Entonces, ¿vivir el luto es equivalente a imaginar para “rellenarnos”? ¿Acaso sanar conlleva rediseñar nuestras heridas? Si bien Alberca vacía se ve atravesada por estas preguntas, Isabel Zapata no puede ofrecernos una respuesta definitiva. Contamos únicamente con su experiencia y con la intuición de que los soportes de los recuerdos terminarán por convertirnos en otra clase de recipientes, en lúcidos vehículos de la añoranza. Confiesa la autora: “Así como las albercas no son su agua ni su forma, sino el espacio que comparten, yo también me he convertido en un contenedor acuático. Soy donde no estoy: habito el pasado, los recuerdos ajenos, los espacios donde hubiera vivido si tan solo” (Zapata 69-70).
Tomando en cuenta todo lo anterior, sería sencillo asumirnos condenados a la incompletud. Sin embargo, esa no es la nota con la que concluye Isabel Zapata, ni es con la que pienso quedarme yo. Lo cierto es que, a pesar de la finitud que nos acecha, “algo se conserva siempre: espacios que rebasan su territorio, posesiones que no es necesario meter en cajas ni rescatar del derrumbe porque son imposibles de perder” (Zapata 53).
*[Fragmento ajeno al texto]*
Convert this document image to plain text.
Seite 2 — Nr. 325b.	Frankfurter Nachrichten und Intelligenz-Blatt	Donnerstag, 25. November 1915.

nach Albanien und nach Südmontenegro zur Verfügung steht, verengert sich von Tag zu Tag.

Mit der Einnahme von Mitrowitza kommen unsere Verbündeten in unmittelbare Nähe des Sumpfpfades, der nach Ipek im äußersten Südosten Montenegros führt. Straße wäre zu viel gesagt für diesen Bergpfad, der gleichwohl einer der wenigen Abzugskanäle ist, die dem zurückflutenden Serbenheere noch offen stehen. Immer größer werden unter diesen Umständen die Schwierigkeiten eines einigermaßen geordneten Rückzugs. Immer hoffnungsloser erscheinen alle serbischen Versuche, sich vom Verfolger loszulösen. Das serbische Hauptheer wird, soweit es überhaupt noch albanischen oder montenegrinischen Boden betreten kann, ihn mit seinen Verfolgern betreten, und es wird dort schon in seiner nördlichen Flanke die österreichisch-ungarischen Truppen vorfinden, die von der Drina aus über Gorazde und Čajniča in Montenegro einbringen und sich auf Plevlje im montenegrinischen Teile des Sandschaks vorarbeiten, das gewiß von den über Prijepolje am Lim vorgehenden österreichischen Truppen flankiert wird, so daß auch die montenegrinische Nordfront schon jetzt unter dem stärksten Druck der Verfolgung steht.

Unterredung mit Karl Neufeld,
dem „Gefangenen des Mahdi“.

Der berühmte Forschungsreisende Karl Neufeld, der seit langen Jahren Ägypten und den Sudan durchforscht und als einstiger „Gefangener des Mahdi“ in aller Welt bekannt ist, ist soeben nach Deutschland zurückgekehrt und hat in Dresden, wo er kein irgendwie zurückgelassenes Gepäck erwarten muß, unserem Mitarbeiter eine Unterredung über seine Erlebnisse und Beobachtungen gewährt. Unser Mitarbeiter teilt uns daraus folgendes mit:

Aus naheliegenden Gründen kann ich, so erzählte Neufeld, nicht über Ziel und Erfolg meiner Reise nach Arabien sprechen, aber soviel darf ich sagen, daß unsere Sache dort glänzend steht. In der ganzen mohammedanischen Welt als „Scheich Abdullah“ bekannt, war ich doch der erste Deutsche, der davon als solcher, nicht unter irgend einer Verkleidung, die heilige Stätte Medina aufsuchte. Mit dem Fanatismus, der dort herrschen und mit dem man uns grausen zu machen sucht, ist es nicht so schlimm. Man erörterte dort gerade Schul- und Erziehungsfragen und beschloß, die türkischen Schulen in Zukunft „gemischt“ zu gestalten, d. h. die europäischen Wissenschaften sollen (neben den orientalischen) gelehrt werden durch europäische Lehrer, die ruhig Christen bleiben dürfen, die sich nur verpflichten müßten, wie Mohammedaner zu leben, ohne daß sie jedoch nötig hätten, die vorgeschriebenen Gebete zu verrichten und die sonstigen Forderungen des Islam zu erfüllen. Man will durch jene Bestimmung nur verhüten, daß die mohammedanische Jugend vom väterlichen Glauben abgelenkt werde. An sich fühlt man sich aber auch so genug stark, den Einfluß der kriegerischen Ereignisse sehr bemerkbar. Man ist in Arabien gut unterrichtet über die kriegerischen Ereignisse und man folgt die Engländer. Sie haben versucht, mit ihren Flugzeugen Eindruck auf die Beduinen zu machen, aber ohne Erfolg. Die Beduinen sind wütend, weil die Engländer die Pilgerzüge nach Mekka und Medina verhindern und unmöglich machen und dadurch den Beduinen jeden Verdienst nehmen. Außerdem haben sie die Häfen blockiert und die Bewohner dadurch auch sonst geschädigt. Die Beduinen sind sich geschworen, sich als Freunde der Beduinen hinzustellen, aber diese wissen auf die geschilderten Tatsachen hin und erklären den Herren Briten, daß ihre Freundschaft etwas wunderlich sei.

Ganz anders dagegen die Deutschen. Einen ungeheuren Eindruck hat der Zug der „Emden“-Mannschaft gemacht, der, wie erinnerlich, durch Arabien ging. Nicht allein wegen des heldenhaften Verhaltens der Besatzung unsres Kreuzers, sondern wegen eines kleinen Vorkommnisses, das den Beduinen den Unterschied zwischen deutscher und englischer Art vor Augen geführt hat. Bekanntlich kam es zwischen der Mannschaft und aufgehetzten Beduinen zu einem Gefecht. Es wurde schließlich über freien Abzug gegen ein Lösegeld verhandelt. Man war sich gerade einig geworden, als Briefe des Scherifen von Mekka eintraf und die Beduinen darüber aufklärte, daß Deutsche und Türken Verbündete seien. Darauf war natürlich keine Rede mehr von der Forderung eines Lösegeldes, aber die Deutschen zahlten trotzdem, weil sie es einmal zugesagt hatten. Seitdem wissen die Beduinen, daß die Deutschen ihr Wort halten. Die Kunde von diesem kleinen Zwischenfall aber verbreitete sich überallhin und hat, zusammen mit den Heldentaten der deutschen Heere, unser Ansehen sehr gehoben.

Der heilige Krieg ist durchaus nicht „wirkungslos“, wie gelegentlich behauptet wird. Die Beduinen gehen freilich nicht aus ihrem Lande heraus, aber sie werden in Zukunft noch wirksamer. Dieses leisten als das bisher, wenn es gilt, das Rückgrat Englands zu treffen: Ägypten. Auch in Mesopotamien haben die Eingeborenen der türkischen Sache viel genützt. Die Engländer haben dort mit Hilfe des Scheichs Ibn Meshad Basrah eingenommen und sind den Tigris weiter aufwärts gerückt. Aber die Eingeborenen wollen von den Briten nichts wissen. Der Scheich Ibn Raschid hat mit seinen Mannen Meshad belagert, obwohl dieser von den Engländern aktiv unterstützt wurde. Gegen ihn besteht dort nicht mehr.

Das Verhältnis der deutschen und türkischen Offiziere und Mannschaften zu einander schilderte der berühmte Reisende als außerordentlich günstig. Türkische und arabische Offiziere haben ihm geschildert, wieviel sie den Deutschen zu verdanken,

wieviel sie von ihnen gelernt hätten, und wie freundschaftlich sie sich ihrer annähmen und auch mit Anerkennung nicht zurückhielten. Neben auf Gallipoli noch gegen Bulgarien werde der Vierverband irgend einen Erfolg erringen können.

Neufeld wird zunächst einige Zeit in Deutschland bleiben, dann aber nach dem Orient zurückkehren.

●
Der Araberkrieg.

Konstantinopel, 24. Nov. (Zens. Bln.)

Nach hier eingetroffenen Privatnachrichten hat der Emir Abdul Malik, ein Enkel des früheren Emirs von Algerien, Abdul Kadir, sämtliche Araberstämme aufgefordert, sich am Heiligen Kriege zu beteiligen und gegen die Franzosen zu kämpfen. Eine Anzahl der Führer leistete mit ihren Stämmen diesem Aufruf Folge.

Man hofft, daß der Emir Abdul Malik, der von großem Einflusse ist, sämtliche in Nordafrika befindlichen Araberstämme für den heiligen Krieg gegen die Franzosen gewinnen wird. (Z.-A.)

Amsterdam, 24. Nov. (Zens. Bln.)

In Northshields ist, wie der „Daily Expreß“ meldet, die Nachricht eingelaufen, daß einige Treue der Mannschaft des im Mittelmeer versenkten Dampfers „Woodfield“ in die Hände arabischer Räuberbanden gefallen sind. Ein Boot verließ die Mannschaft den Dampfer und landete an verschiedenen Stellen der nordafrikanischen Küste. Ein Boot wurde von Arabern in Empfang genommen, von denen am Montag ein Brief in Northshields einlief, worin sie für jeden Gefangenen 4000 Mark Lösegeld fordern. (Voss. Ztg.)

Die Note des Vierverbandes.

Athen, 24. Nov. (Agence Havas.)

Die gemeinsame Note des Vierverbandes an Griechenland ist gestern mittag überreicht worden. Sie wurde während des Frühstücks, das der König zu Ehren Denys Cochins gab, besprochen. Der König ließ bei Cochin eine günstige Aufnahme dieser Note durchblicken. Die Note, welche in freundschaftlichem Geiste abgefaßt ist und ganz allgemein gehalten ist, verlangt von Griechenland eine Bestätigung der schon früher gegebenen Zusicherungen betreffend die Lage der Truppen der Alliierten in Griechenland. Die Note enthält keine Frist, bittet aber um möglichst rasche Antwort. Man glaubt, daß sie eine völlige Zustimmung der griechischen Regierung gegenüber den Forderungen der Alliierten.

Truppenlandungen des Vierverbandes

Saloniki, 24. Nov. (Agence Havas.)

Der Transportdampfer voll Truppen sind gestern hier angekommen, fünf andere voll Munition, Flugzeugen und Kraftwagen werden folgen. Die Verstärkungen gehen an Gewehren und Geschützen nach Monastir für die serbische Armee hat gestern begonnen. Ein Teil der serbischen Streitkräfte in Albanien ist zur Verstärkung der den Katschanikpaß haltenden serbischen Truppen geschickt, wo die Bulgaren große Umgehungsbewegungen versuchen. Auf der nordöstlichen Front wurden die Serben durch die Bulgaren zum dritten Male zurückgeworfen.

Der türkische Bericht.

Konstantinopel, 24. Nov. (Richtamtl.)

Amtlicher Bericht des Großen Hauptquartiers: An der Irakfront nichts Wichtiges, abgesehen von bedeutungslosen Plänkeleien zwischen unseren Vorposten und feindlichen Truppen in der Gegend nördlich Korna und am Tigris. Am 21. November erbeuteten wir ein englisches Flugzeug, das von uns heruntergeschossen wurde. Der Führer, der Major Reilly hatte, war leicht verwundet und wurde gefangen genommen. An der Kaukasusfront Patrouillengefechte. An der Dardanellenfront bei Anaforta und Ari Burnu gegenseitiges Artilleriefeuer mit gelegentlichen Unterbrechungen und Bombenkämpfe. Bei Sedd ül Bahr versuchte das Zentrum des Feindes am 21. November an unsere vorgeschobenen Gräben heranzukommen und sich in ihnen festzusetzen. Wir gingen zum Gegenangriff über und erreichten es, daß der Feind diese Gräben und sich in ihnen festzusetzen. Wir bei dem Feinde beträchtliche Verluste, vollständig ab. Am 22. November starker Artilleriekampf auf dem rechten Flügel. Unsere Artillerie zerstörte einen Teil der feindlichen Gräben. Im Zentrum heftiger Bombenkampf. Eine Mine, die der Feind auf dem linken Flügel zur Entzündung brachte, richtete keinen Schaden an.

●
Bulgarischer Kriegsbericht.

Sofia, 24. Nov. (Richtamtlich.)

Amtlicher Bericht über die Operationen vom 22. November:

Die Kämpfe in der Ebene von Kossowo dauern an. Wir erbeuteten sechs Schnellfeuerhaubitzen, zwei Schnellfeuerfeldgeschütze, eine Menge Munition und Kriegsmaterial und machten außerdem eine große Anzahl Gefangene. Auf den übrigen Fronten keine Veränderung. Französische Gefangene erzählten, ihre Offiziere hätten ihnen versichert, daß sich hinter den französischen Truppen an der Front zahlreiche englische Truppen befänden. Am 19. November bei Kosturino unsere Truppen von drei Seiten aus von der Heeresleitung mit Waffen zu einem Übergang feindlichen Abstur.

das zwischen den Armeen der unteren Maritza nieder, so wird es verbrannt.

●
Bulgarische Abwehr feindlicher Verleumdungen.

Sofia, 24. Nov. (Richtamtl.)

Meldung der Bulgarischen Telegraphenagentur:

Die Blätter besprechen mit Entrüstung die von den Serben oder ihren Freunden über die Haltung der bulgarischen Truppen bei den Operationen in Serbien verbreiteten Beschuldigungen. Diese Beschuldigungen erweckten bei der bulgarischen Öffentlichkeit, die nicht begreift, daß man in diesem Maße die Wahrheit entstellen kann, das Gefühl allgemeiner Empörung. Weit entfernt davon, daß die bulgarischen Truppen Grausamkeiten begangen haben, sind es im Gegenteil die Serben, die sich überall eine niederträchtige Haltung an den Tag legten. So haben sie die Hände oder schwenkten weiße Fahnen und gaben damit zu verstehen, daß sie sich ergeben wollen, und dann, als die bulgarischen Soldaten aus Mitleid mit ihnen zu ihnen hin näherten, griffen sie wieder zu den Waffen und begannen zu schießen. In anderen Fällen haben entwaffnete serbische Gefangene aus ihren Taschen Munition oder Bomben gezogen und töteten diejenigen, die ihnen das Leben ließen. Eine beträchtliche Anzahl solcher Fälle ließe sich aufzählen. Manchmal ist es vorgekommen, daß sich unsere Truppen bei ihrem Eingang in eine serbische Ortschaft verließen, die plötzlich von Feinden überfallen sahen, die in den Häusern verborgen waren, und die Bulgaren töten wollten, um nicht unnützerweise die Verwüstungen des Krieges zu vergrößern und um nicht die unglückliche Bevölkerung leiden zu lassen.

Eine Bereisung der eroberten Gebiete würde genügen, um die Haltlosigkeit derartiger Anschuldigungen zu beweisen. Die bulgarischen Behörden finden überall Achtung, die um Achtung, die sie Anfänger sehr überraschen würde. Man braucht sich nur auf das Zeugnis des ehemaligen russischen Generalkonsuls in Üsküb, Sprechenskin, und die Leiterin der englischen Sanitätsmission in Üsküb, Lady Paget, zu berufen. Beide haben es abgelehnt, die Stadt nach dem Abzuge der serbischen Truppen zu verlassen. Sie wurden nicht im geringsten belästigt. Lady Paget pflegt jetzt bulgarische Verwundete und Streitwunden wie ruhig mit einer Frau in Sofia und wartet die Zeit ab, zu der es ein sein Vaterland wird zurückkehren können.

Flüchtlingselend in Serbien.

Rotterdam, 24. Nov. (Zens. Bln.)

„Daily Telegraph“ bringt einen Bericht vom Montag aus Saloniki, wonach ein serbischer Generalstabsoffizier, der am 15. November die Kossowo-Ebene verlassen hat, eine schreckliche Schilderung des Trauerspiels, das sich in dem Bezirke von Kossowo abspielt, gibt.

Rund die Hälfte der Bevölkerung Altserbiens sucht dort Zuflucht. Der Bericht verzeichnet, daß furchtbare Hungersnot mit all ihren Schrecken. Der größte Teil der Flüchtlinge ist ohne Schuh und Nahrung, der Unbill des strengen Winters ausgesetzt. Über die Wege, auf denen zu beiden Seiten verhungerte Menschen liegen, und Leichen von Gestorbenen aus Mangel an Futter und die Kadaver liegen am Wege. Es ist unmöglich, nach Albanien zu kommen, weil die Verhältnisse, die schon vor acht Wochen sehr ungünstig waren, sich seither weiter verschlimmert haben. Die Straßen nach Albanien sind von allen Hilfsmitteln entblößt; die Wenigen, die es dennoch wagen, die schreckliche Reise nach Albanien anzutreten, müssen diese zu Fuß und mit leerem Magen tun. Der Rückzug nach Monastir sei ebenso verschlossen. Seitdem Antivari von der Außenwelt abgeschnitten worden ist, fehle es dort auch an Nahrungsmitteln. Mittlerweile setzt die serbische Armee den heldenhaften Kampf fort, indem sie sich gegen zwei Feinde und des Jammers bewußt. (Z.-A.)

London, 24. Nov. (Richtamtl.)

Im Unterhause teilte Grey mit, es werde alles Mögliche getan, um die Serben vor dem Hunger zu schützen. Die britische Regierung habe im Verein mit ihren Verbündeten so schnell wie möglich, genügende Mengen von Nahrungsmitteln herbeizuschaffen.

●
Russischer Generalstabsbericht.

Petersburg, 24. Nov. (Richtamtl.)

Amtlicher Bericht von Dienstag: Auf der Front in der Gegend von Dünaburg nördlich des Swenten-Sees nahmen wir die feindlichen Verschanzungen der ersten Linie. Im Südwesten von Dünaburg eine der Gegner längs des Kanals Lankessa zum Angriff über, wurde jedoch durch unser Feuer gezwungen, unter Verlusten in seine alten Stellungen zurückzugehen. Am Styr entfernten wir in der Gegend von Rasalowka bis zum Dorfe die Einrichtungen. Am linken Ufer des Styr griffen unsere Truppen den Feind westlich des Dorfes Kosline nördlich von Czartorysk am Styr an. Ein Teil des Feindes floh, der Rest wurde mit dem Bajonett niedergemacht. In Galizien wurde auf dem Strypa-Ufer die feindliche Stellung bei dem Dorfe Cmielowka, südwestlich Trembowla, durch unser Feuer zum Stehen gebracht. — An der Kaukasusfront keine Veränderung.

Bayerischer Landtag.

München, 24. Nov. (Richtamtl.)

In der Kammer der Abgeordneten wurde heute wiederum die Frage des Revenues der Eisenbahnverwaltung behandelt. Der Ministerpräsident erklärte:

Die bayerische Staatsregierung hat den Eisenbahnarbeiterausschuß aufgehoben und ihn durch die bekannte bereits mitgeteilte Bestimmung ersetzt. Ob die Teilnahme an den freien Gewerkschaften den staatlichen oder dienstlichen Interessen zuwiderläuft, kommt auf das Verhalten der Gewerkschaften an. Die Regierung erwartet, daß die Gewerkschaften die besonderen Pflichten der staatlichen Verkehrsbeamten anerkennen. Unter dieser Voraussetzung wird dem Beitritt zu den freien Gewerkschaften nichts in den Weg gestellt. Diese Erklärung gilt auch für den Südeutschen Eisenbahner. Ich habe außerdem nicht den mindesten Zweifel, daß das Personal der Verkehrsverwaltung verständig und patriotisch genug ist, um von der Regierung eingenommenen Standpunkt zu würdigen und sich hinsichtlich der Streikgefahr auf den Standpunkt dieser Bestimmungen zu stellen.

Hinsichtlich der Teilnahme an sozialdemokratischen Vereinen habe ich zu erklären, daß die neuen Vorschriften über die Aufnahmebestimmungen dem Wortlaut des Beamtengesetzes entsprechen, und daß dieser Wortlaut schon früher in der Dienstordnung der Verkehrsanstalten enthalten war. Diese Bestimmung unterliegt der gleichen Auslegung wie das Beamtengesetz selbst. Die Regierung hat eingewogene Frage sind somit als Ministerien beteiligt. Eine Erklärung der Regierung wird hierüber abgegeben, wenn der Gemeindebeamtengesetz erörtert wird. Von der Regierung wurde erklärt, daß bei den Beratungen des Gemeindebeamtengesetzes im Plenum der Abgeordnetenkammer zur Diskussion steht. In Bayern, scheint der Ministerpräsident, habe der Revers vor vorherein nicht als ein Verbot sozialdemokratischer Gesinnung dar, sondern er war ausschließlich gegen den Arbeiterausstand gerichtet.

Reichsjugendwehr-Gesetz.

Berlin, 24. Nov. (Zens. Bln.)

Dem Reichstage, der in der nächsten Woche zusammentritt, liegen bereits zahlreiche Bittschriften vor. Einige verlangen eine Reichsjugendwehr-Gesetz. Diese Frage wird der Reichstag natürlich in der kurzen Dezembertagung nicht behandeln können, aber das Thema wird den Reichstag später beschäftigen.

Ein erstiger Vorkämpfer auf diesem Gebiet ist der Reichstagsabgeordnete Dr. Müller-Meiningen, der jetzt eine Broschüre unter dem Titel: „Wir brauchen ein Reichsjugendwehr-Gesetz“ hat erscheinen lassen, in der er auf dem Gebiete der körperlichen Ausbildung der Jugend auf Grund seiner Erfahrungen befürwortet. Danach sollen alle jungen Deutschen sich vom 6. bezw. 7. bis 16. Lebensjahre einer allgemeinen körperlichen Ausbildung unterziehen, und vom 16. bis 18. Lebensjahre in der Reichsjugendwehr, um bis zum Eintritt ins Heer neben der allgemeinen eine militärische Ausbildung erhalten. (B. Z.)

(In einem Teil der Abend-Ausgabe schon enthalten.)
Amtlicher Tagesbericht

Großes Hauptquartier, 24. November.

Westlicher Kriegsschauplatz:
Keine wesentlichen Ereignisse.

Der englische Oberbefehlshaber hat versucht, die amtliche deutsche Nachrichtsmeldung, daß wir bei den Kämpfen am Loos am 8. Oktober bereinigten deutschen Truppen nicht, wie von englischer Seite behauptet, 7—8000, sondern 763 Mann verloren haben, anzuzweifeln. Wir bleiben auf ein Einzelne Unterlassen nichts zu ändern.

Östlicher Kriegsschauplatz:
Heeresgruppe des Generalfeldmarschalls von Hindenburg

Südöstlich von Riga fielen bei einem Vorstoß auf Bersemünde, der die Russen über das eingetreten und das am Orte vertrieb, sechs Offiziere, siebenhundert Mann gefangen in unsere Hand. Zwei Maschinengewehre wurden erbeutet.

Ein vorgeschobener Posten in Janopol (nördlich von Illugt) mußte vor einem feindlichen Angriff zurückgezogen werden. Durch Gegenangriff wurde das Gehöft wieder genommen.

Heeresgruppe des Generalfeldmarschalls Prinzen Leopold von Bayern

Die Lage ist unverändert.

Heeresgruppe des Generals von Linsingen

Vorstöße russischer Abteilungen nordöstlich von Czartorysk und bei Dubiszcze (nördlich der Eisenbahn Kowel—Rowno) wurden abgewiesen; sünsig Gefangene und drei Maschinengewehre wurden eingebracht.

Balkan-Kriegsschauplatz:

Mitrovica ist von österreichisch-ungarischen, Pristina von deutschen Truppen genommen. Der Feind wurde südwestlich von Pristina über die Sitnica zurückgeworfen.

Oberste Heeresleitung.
En definitiva, nos encontramos ante una nueva y agridulce ley de la conservación. Es cierto: hemos hablado de la fuerza de lo tangible, del flexible gobierno de la memoria, pero eso solo nos indica que siempre es posible (con tan solo un vistazo) “traducir” una experiencia: derramar en nuestro propio pecho cualquier otro corazón.
Obra citada
Zapata, Isabel. Alberca vacía. Editorial Argonáutica, 2019. Colección Polifemo.